Tuesday, October 2, 2012

In Paris, an Exhibition Dedicated to Hair

An ornament from the Marquesas islands. See more photos in a slide show.Patrick Gries, Valérie Torre/Musée du Quai Branly An ornament from the Marquesas islands. See more photos in a slide show.

PARIS — Hair, as the song from the musical goes, can be “long, straight, curly, fuzzy, snaggy, shaggy, ratty, matty, oily, greasy, fleecy.”

It also can be “shining, gleaming, streaming, flaxen, waxen, knotted, polka-dotted, twisted, beaded, braided, powdered, flowered and confettied, bangled, tangled, spangled and spaghettied.”

At the Musée du Quai Branly here, hair is just about all of these things, and even more. A new exhibition, “The Art of Hair: Frivolities and Trophies,” which opened last week, celebrates the universal importance of hair in art, fashion, style, ritual, sexuality, religion and culture, from antiquity to today.

Among the 280 objects on display are many of the kind you’d expect at an art museum: paintings, photographs and sculptures. And the Quai Branly is the Paris repository for the indigenous art of the Americas, Africa, Asia and Oceania, so the exhibition also includes American Indian scalps, Ecuadorean shrunken heads, Peruvian mummified trophy heads and about 100 objects from the museum’s permanent collection, including masks, jewelry, talismans, clothing and weapons made or decorated with human hair.

The opening rooms focus mainly on Western art and artifacts, juxtaposing blondes, brunettes and redheads to show the evolution of stereotypes attaching to each: blondes as angels, saints and mothers; brunettes, as their opposites — adventurers and sex symbols; redheads as drama queens.

Enormous color photographs of the dark-haired actresses Ava Gardner and Gina Lollobrigida, their lips slightly parted, their makeup heavy, their cleavages showing, hang in the same area as white marble busts of French royalty and Charles Cordier’s bronzes of African and Chinese figures with coiffures that qualify as works of art themselves. Nearby is a series of paintings and photographs of redheads and blondes, the latter including a very young Jane Fonda with her hair in a half-pageboy, half-flip, looking like a sorority sister.

The stereotypes don’t always hold: in one blown-up photograph, a very young and blond Brigitte Bardot looks neither saintly nor angelic nor maternal as she is about to kiss a very young Alain Delon.

And hair, this show demonstrates, can be simultaneously virginal and sensuous. A 14th-century French stone sculpture of Mary Magdalene, her hands folded in prayer, is caressed and enveloped in hair that flows down to her feet.

“Hair has no fixed meaning,” said Yves Le Fur, the exhibition’s curator. “It can show the norm and the anti-establishment, conformity and anti-conformity, seduction and repulsion, freedom and repression. It’s the only human material that can be shaped and distorted as you wish.”
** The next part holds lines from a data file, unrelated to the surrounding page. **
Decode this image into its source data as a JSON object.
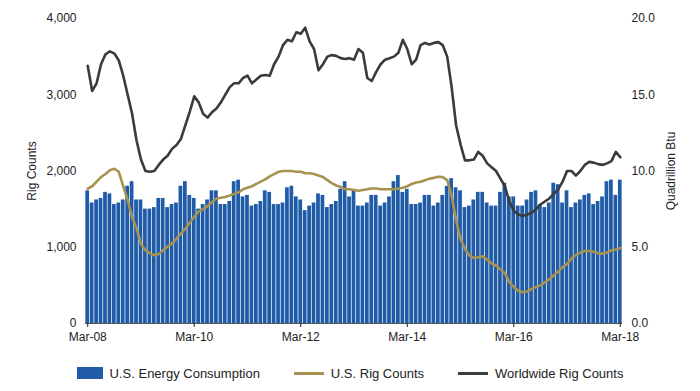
{
  "chart_data": {
    "type": "bar",
    "ylabel": "Rig Counts",
    "y2label": "Quadrillion Btu",
    "legend": "bottom",
    "grid": false,
    "categories": [
      "Mar-08",
      null,
      null,
      null,
      null,
      null,
      null,
      null,
      null,
      null,
      null,
      null,
      null,
      null,
      null,
      null,
      null,
      null,
      null,
      null,
      null,
      null,
      null,
      null,
      "Mar-10",
      null,
      null,
      null,
      null,
      null,
      null,
      null,
      null,
      null,
      null,
      null,
      null,
      null,
      null,
      null,
      null,
      null,
      null,
      null,
      null,
      null,
      null,
      null,
      "Mar-12",
      null,
      null,
      null,
      null,
      null,
      null,
      null,
      null,
      null,
      null,
      null,
      null,
      null,
      null,
      null,
      null,
      null,
      null,
      null,
      null,
      null,
      null,
      null,
      "Mar-14",
      null,
      null,
      null,
      null,
      null,
      null,
      null,
      null,
      null,
      null,
      null,
      null,
      null,
      null,
      null,
      null,
      null,
      null,
      null,
      null,
      null,
      null,
      null,
      "Mar-16",
      null,
      null,
      null,
      null,
      null,
      null,
      null,
      null,
      null,
      null,
      null,
      null,
      null,
      null,
      null,
      null,
      null,
      null,
      null,
      null,
      null,
      null,
      null,
      "Mar-18"
    ],
    "ylim": [
      0,
      4000
    ],
    "yticks": [
      0,
      {
        "value": 1000,
        "label": "1,000"
      },
      {
        "value": 2000,
        "label": "2,000"
      },
      {
        "value": 3000,
        "label": "3,000"
      },
      {
        "value": 4000,
        "label": "4,000"
      }
    ],
    "y2lim": [
      0,
      20
    ],
    "y2ticks": [
      {
        "value": 0,
        "label": "0.0"
      },
      {
        "value": 5,
        "label": "5.0"
      },
      {
        "value": 10,
        "label": "10.0"
      },
      {
        "value": 15,
        "label": "15.0"
      },
      {
        "value": 20,
        "label": "20.0"
      }
    ],
    "series": [
      {
        "name": "U.S. Energy Consumption",
        "type": "bar",
        "axis": "y2",
        "color": "#1f5ba6",
        "values": [
          8.7,
          7.9,
          8.1,
          8.2,
          8.6,
          8.5,
          7.8,
          7.9,
          8.1,
          9.0,
          9.3,
          8.1,
          8.1,
          7.5,
          7.5,
          7.6,
          8.2,
          8.2,
          7.6,
          7.8,
          7.9,
          9.0,
          9.3,
          8.4,
          8.2,
          7.5,
          7.8,
          8.1,
          8.7,
          8.7,
          7.8,
          7.8,
          8.0,
          9.3,
          9.4,
          8.3,
          8.4,
          7.7,
          7.8,
          8.0,
          8.7,
          8.6,
          7.8,
          7.8,
          7.9,
          8.9,
          9.0,
          8.3,
          8.1,
          7.4,
          7.7,
          7.9,
          8.5,
          8.4,
          7.6,
          7.8,
          8.0,
          8.8,
          9.3,
          8.3,
          8.7,
          7.7,
          7.7,
          7.9,
          8.4,
          8.4,
          7.7,
          7.9,
          8.3,
          9.3,
          9.7,
          8.6,
          8.8,
          7.8,
          7.8,
          7.9,
          8.4,
          8.4,
          7.7,
          7.9,
          8.4,
          9.0,
          9.5,
          8.9,
          8.7,
          7.6,
          7.7,
          8.1,
          8.6,
          8.6,
          7.9,
          7.7,
          7.7,
          8.6,
          9.2,
          8.3,
          8.3,
          7.7,
          7.7,
          8.1,
          8.6,
          8.7,
          7.8,
          7.6,
          7.9,
          9.2,
          9.1,
          7.9,
          8.7,
          7.6,
          7.9,
          8.1,
          8.4,
          8.5,
          7.8,
          8.0,
          8.3,
          9.3,
          9.4,
          8.4,
          9.4
        ]
      },
      {
        "name": "U.S. Rig Counts",
        "type": "line",
        "axis": "y",
        "color": "#a8924f",
        "values": [
          1770,
          1800,
          1860,
          1920,
          1960,
          2010,
          2030,
          1990,
          1800,
          1620,
          1390,
          1250,
          1040,
          960,
          920,
          895,
          910,
          960,
          1010,
          1050,
          1110,
          1180,
          1240,
          1320,
          1400,
          1470,
          1500,
          1540,
          1590,
          1640,
          1650,
          1660,
          1680,
          1700,
          1720,
          1760,
          1780,
          1800,
          1830,
          1860,
          1890,
          1930,
          1960,
          1990,
          2000,
          2000,
          2000,
          1990,
          1990,
          1970,
          1970,
          1960,
          1940,
          1920,
          1880,
          1840,
          1810,
          1790,
          1760,
          1760,
          1750,
          1740,
          1750,
          1760,
          1770,
          1770,
          1760,
          1760,
          1760,
          1760,
          1770,
          1780,
          1800,
          1830,
          1850,
          1860,
          1880,
          1900,
          1910,
          1925,
          1920,
          1880,
          1680,
          1350,
          1110,
          980,
          890,
          860,
          870,
          880,
          840,
          790,
          760,
          710,
          660,
          540,
          480,
          430,
          410,
          420,
          450,
          480,
          500,
          540,
          580,
          630,
          680,
          740,
          780,
          850,
          900,
          930,
          950,
          950,
          940,
          920,
          915,
          930,
          960,
          970,
          990
        ]
      },
      {
        "name": "Worldwide Rig Counts",
        "type": "line",
        "axis": "y",
        "color": "#3b3b3b",
        "values": [
          3380,
          3050,
          3150,
          3400,
          3530,
          3570,
          3540,
          3450,
          3250,
          3000,
          2750,
          2400,
          2150,
          2000,
          1990,
          2000,
          2080,
          2150,
          2200,
          2290,
          2340,
          2420,
          2600,
          2780,
          2980,
          2900,
          2750,
          2700,
          2770,
          2820,
          2900,
          3000,
          3100,
          3150,
          3150,
          3220,
          3250,
          3150,
          3200,
          3250,
          3260,
          3250,
          3400,
          3500,
          3650,
          3720,
          3700,
          3820,
          3800,
          3880,
          3700,
          3600,
          3320,
          3400,
          3500,
          3520,
          3510,
          3480,
          3470,
          3480,
          3460,
          3600,
          3550,
          3220,
          3180,
          3300,
          3400,
          3460,
          3480,
          3500,
          3550,
          3720,
          3600,
          3400,
          3460,
          3650,
          3680,
          3660,
          3680,
          3690,
          3650,
          3500,
          3100,
          2600,
          2350,
          2140,
          2140,
          2150,
          2250,
          2200,
          2100,
          2050,
          2000,
          1900,
          1800,
          1600,
          1480,
          1430,
          1410,
          1430,
          1450,
          1500,
          1560,
          1600,
          1640,
          1700,
          1760,
          1860,
          2000,
          2000,
          1940,
          2000,
          2080,
          2120,
          2110,
          2090,
          2080,
          2100,
          2130,
          2250,
          2180
        ]
      }
    ]
  }
}
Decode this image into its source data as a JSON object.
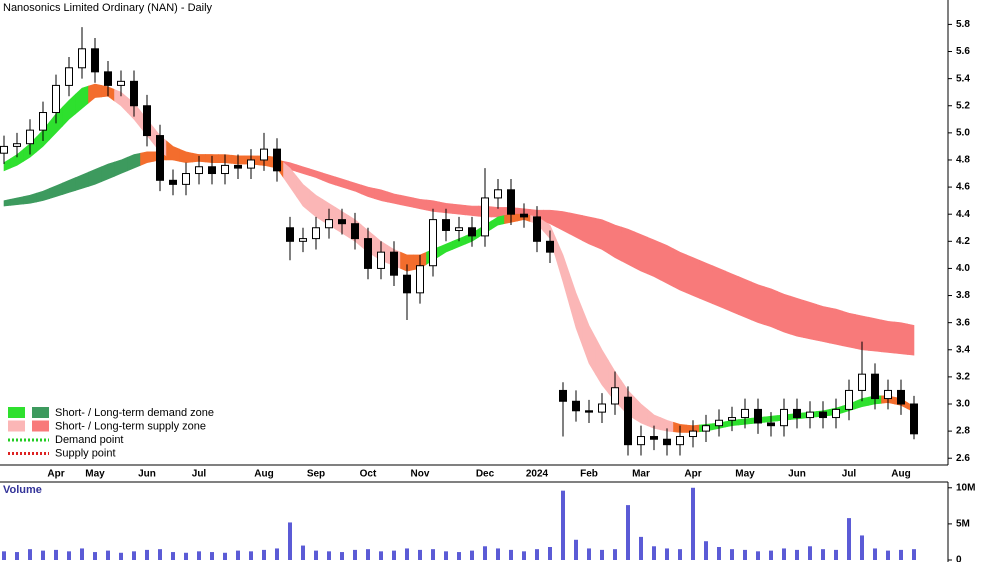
{
  "chart_data": [
    {
      "type": "candlestick",
      "title": "Nanosonics Limited Ordinary (NAN) - Daily",
      "categories": [
        null,
        null,
        null,
        null,
        "Apr",
        null,
        null,
        "May",
        null,
        null,
        null,
        "Jun",
        null,
        null,
        null,
        "Jul",
        null,
        null,
        null,
        null,
        "Aug",
        null,
        null,
        null,
        "Sep",
        null,
        null,
        null,
        "Oct",
        null,
        null,
        null,
        "Nov",
        null,
        null,
        null,
        null,
        "Dec",
        null,
        null,
        null,
        "2024",
        null,
        null,
        null,
        "Feb",
        null,
        null,
        null,
        "Mar",
        null,
        null,
        null,
        "Apr",
        null,
        null,
        null,
        "May",
        null,
        null,
        null,
        "Jun",
        null,
        null,
        null,
        "Jul",
        null,
        null,
        null,
        "Aug",
        null
      ],
      "open": [
        4.85,
        4.9,
        4.92,
        5.02,
        5.15,
        5.35,
        5.48,
        5.62,
        5.45,
        5.35,
        5.38,
        5.2,
        4.98,
        4.65,
        4.62,
        4.7,
        4.75,
        4.7,
        4.76,
        4.74,
        4.8,
        4.88,
        4.3,
        4.2,
        4.22,
        4.3,
        4.36,
        4.33,
        4.22,
        4.0,
        4.12,
        3.95,
        3.82,
        4.02,
        4.36,
        4.28,
        4.3,
        4.24,
        4.52,
        4.58,
        4.4,
        4.38,
        4.2,
        3.1,
        3.02,
        2.95,
        2.94,
        3.0,
        3.05,
        2.7,
        2.76,
        2.74,
        2.7,
        2.76,
        2.8,
        2.84,
        2.88,
        2.9,
        2.96,
        2.86,
        2.84,
        2.96,
        2.9,
        2.94,
        2.9,
        2.96,
        3.1,
        3.22,
        3.04,
        3.1,
        3.0
      ],
      "high": [
        4.98,
        5.0,
        5.1,
        5.23,
        5.43,
        5.56,
        5.78,
        5.7,
        5.53,
        5.46,
        5.46,
        5.28,
        5.06,
        4.73,
        4.78,
        4.83,
        4.83,
        4.84,
        4.84,
        4.88,
        5.0,
        4.96,
        4.38,
        4.3,
        4.38,
        4.44,
        4.44,
        4.41,
        4.3,
        4.2,
        4.2,
        4.03,
        4.1,
        4.44,
        4.44,
        4.38,
        4.38,
        4.74,
        4.66,
        4.66,
        4.48,
        4.46,
        4.28,
        3.16,
        3.1,
        3.03,
        3.08,
        3.24,
        3.13,
        2.84,
        2.84,
        2.82,
        2.84,
        2.88,
        2.92,
        2.96,
        2.98,
        3.04,
        3.04,
        2.94,
        3.04,
        3.04,
        3.02,
        3.02,
        3.04,
        3.18,
        3.46,
        3.3,
        3.18,
        3.18,
        3.06
      ],
      "low": [
        4.77,
        4.82,
        4.84,
        4.94,
        5.07,
        5.27,
        5.4,
        5.37,
        5.27,
        5.27,
        5.12,
        4.9,
        4.57,
        4.54,
        4.54,
        4.62,
        4.62,
        4.62,
        4.66,
        4.66,
        4.72,
        4.64,
        4.06,
        4.12,
        4.14,
        4.22,
        4.25,
        4.14,
        3.92,
        3.92,
        3.87,
        3.62,
        3.74,
        3.94,
        4.2,
        4.2,
        4.16,
        4.16,
        4.44,
        4.32,
        4.3,
        4.12,
        4.04,
        2.76,
        2.87,
        2.86,
        2.86,
        2.92,
        2.62,
        2.62,
        2.66,
        2.62,
        2.62,
        2.68,
        2.72,
        2.76,
        2.8,
        2.82,
        2.78,
        2.76,
        2.76,
        2.82,
        2.82,
        2.82,
        2.82,
        2.88,
        3.02,
        2.96,
        2.96,
        2.92,
        2.74
      ],
      "close": [
        4.9,
        4.92,
        5.02,
        5.15,
        5.35,
        5.48,
        5.62,
        5.45,
        5.35,
        5.38,
        5.2,
        4.98,
        4.65,
        4.62,
        4.7,
        4.75,
        4.7,
        4.76,
        4.74,
        4.8,
        4.88,
        4.72,
        4.2,
        4.22,
        4.3,
        4.36,
        4.33,
        4.22,
        4.0,
        4.12,
        3.95,
        3.82,
        4.02,
        4.36,
        4.28,
        4.3,
        4.24,
        4.52,
        4.58,
        4.4,
        4.38,
        4.2,
        4.12,
        3.02,
        2.95,
        2.94,
        3.0,
        3.12,
        2.7,
        2.76,
        2.74,
        2.7,
        2.76,
        2.8,
        2.84,
        2.88,
        2.9,
        2.96,
        2.86,
        2.84,
        2.96,
        2.9,
        2.94,
        2.9,
        2.96,
        3.1,
        3.22,
        3.04,
        3.1,
        3.0,
        2.78
      ],
      "up_color": "#ffffff",
      "down_color": "#000000",
      "wick_color": "#000000",
      "zones": {
        "long_term": {
          "upper": [
            4.5,
            4.52,
            4.54,
            4.57,
            4.61,
            4.65,
            4.69,
            4.73,
            4.77,
            4.8,
            4.84,
            4.86,
            4.86,
            4.85,
            4.85,
            4.84,
            4.84,
            4.84,
            4.83,
            4.83,
            4.82,
            4.8,
            4.78,
            4.75,
            4.72,
            4.69,
            4.66,
            4.63,
            4.6,
            4.58,
            4.55,
            4.53,
            4.51,
            4.5,
            4.48,
            4.47,
            4.46,
            4.46,
            4.45,
            4.45,
            4.44,
            4.43,
            4.43,
            4.42,
            4.4,
            4.38,
            4.36,
            4.32,
            4.29,
            4.25,
            4.21,
            4.17,
            4.12,
            4.08,
            4.04,
            4.0,
            3.96,
            3.92,
            3.88,
            3.85,
            3.81,
            3.78,
            3.75,
            3.72,
            3.7,
            3.67,
            3.65,
            3.63,
            3.61,
            3.6,
            3.58
          ],
          "lower": [
            4.46,
            4.47,
            4.48,
            4.5,
            4.53,
            4.56,
            4.59,
            4.62,
            4.66,
            4.7,
            4.74,
            4.78,
            4.8,
            4.8,
            4.8,
            4.79,
            4.79,
            4.78,
            4.78,
            4.77,
            4.76,
            4.75,
            4.73,
            4.7,
            4.67,
            4.63,
            4.6,
            4.57,
            4.53,
            4.5,
            4.48,
            4.46,
            4.44,
            4.42,
            4.41,
            4.4,
            4.39,
            4.38,
            4.38,
            4.37,
            4.36,
            4.36,
            4.33,
            4.28,
            4.23,
            4.18,
            4.14,
            4.08,
            4.03,
            3.98,
            3.94,
            3.89,
            3.84,
            3.8,
            3.76,
            3.72,
            3.68,
            3.64,
            3.6,
            3.57,
            3.53,
            3.5,
            3.48,
            3.46,
            3.44,
            3.42,
            3.4,
            3.39,
            3.38,
            3.37,
            3.36
          ],
          "colors": [
            "#3d9a5e",
            "#3d9a5e",
            "#3d9a5e",
            "#3d9a5e",
            "#3d9a5e",
            "#3d9a5e",
            "#3d9a5e",
            "#3d9a5e",
            "#3d9a5e",
            "#3d9a5e",
            "#3d9a5e",
            "#f36d2d",
            "#f36d2d",
            "#f36d2d",
            "#f36d2d",
            "#f36d2d",
            "#f36d2d",
            "#f36d2d",
            "#f36d2d",
            "#f36d2d",
            "#f36d2d",
            "#f36d2d",
            "#f87a7a",
            "#f87a7a",
            "#f87a7a",
            "#f87a7a",
            "#f87a7a",
            "#f87a7a",
            "#f87a7a",
            "#f87a7a",
            "#f87a7a",
            "#f87a7a",
            "#f87a7a",
            "#f87a7a",
            "#f87a7a",
            "#f87a7a",
            "#f87a7a",
            "#f87a7a",
            "#f87a7a",
            "#f87a7a",
            "#f87a7a",
            "#f87a7a",
            "#f87a7a",
            "#f87a7a",
            "#f87a7a",
            "#f87a7a",
            "#f87a7a",
            "#f87a7a",
            "#f87a7a",
            "#f87a7a",
            "#f87a7a",
            "#f87a7a",
            "#f87a7a",
            "#f87a7a",
            "#f87a7a",
            "#f87a7a",
            "#f87a7a",
            "#f87a7a",
            "#f87a7a",
            "#f87a7a",
            "#f87a7a",
            "#f87a7a",
            "#f87a7a",
            "#f87a7a",
            "#f87a7a",
            "#f87a7a",
            "#f87a7a",
            "#f87a7a",
            "#f87a7a",
            "#f87a7a",
            "#f87a7a"
          ]
        },
        "short_term": {
          "upper": [
            4.78,
            4.84,
            4.92,
            5.02,
            5.14,
            5.24,
            5.33,
            5.36,
            5.34,
            5.3,
            5.22,
            5.1,
            4.98,
            4.9,
            4.86,
            4.84,
            4.84,
            4.83,
            4.83,
            4.83,
            4.83,
            4.82,
            4.74,
            4.62,
            4.54,
            4.48,
            4.42,
            4.36,
            4.28,
            4.2,
            4.14,
            4.1,
            4.1,
            4.14,
            4.18,
            4.22,
            4.26,
            4.32,
            4.38,
            4.4,
            4.4,
            4.38,
            4.32,
            4.1,
            3.82,
            3.58,
            3.4,
            3.24,
            3.1,
            3.0,
            2.92,
            2.88,
            2.85,
            2.84,
            2.85,
            2.86,
            2.88,
            2.89,
            2.9,
            2.91,
            2.92,
            2.93,
            2.94,
            2.95,
            2.97,
            3.0,
            3.04,
            3.06,
            3.06,
            3.04,
            2.98
          ],
          "lower": [
            4.72,
            4.76,
            4.82,
            4.9,
            5.0,
            5.1,
            5.18,
            5.26,
            5.27,
            5.2,
            5.1,
            4.98,
            4.86,
            4.8,
            4.78,
            4.79,
            4.78,
            4.78,
            4.77,
            4.77,
            4.76,
            4.74,
            4.6,
            4.46,
            4.38,
            4.32,
            4.26,
            4.2,
            4.12,
            4.06,
            4.02,
            3.98,
            4.0,
            4.06,
            4.12,
            4.16,
            4.2,
            4.26,
            4.32,
            4.34,
            4.36,
            4.33,
            4.22,
            3.9,
            3.56,
            3.3,
            3.14,
            3.02,
            2.92,
            2.86,
            2.82,
            2.8,
            2.79,
            2.79,
            2.8,
            2.82,
            2.84,
            2.85,
            2.86,
            2.87,
            2.88,
            2.89,
            2.9,
            2.91,
            2.92,
            2.95,
            2.98,
            3.0,
            3.01,
            2.99,
            2.94
          ],
          "colors": [
            "#2ee02e",
            "#2ee02e",
            "#2ee02e",
            "#2ee02e",
            "#2ee02e",
            "#2ee02e",
            "#2ee02e",
            "#f36d2d",
            "#f36d2d",
            "#fbb6b6",
            "#fbb6b6",
            "#fbb6b6",
            "#fbb6b6",
            "#f36d2d",
            "#f36d2d",
            "#f36d2d",
            "#f36d2d",
            "#f36d2d",
            "#f36d2d",
            "#f36d2d",
            "#f36d2d",
            "#f36d2d",
            "#fbb6b6",
            "#fbb6b6",
            "#fbb6b6",
            "#fbb6b6",
            "#fbb6b6",
            "#fbb6b6",
            "#fbb6b6",
            "#fbb6b6",
            "#fbb6b6",
            "#f36d2d",
            "#f36d2d",
            "#2ee02e",
            "#2ee02e",
            "#2ee02e",
            "#2ee02e",
            "#2ee02e",
            "#2ee02e",
            "#f36d2d",
            "#f36d2d",
            "#fbb6b6",
            "#fbb6b6",
            "#fbb6b6",
            "#fbb6b6",
            "#fbb6b6",
            "#fbb6b6",
            "#fbb6b6",
            "#fbb6b6",
            "#fbb6b6",
            "#fbb6b6",
            "#fbb6b6",
            "#f36d2d",
            "#f36d2d",
            "#2ee02e",
            "#2ee02e",
            "#2ee02e",
            "#2ee02e",
            "#2ee02e",
            "#2ee02e",
            "#2ee02e",
            "#2ee02e",
            "#2ee02e",
            "#2ee02e",
            "#2ee02e",
            "#2ee02e",
            "#2ee02e",
            "#2ee02e",
            "#f36d2d",
            "#f36d2d",
            "#f36d2d"
          ]
        }
      },
      "ylim": [
        2.55,
        5.98
      ],
      "yticks": [
        5.8,
        5.6,
        5.4,
        5.2,
        {
          "value": 5,
          "label": "5.0"
        },
        4.8,
        4.6,
        4.4,
        4.2,
        {
          "value": 4,
          "label": "4.0"
        },
        3.8,
        3.6,
        3.4,
        3.2,
        {
          "value": 3,
          "label": "3.0"
        },
        2.8,
        2.6
      ],
      "legend": [
        {
          "label": "Short- / Long-term demand zone",
          "colors": [
            "#2ee02e",
            "#3d9a5e"
          ]
        },
        {
          "label": "Short- / Long-term supply zone",
          "colors": [
            "#fbb6b6",
            "#f87a7a"
          ]
        },
        {
          "label": "Demand point",
          "color": "#22cc22",
          "dash": "dotted"
        },
        {
          "label": "Supply point",
          "color": "#dd2222",
          "dash": "dotted"
        }
      ]
    },
    {
      "type": "bar",
      "title": "Volume",
      "values": [
        1200000,
        1100000,
        1500000,
        1300000,
        1400000,
        1200000,
        1600000,
        1100000,
        1300000,
        1000000,
        1200000,
        1400000,
        1500000,
        1100000,
        1000000,
        1200000,
        1100000,
        1000000,
        1300000,
        1200000,
        1400000,
        1600000,
        5200000,
        2000000,
        1300000,
        1200000,
        1100000,
        1400000,
        1500000,
        1200000,
        1300000,
        1600000,
        1400000,
        1500000,
        1200000,
        1100000,
        1300000,
        1900000,
        1600000,
        1400000,
        1200000,
        1500000,
        1800000,
        9600000,
        2800000,
        1600000,
        1400000,
        1500000,
        7600000,
        3200000,
        1900000,
        1600000,
        1500000,
        10000000,
        2600000,
        1800000,
        1500000,
        1400000,
        1200000,
        1300000,
        1600000,
        1400000,
        1900000,
        1500000,
        1400000,
        5800000,
        3400000,
        1600000,
        1300000,
        1400000,
        1500000
      ],
      "color": "#5b5bd6",
      "ylim": [
        0,
        10800000
      ],
      "yticks": [
        {
          "value": 10000000,
          "label": "10M"
        },
        {
          "value": 5000000,
          "label": "5M"
        },
        0
      ]
    }
  ]
}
Multimedia slide shows and short films illustrate the paradoxes and cultural divides. One slide show presents longhaired men — a street person, Albert Einstein, a young man in dreadlocks, a 1960s hippie — and men and women with shaved heads: a monk, a breast cancer survivor, a prisoner, a body builder, a skinhead, an American soldier, a Japanese warrior.

Other images and short films capture connections between hair and loss. A photo dating from the late 19th century or early 20th century of a Malagasy widow shows her long hair unkempt and flying in the wind; a widow in Madagascar did not wash for a year after the death of her husband, to avoid attracting potential suitors.

One of the most poignant objects is a hairpiece of three beautiful blond curls held together by a white satin bow and set in a simple frame. It was cut from a young woman named Emma when she entered the Carmelite order. André Malraux bought the object at a Paris flea market and gave it to a friend for his 20th birthday.

Hair is associated with punishment in a short, silent black and white film clip made during the liberation of France, in which Frenchwomen, their heads shaved for allegedly having had sexual relations with Germans, are paraded in public.

The mood of the exhibition shifts in the exclusively non-Western rooms, where hair is used in clothing, body decoration and religious and cultural rituals. The integration of women’s long hair in Chinese tribal capes made of sheep’s and yak’s wool helped guarantee a dense natural weave that made the cape nearly impermeable. Wigs in Papua New Guinea were made of human hair with feathers, in sub-Saharan Africa with mud, vegetable fibers, pigments and bark as well as human hair.

A 20th-century Malagasy necklace of fabric, horn, wood, pearls, shells and hair offers a touch of whimsy: The pendant is a small wooden head decorated with human hair and wearing a hat and sitting peacefully in an animal horn. The figure seems to be smiling.

See More Photos.

“The Art of Hair” continues until July 14, 2013.


This post has been revised to reflect the following correction:

Correction: September 29, 2012

An earlier version of this post misstated the Web address where the audio guide can be found. It is not www.quaibanly.fr.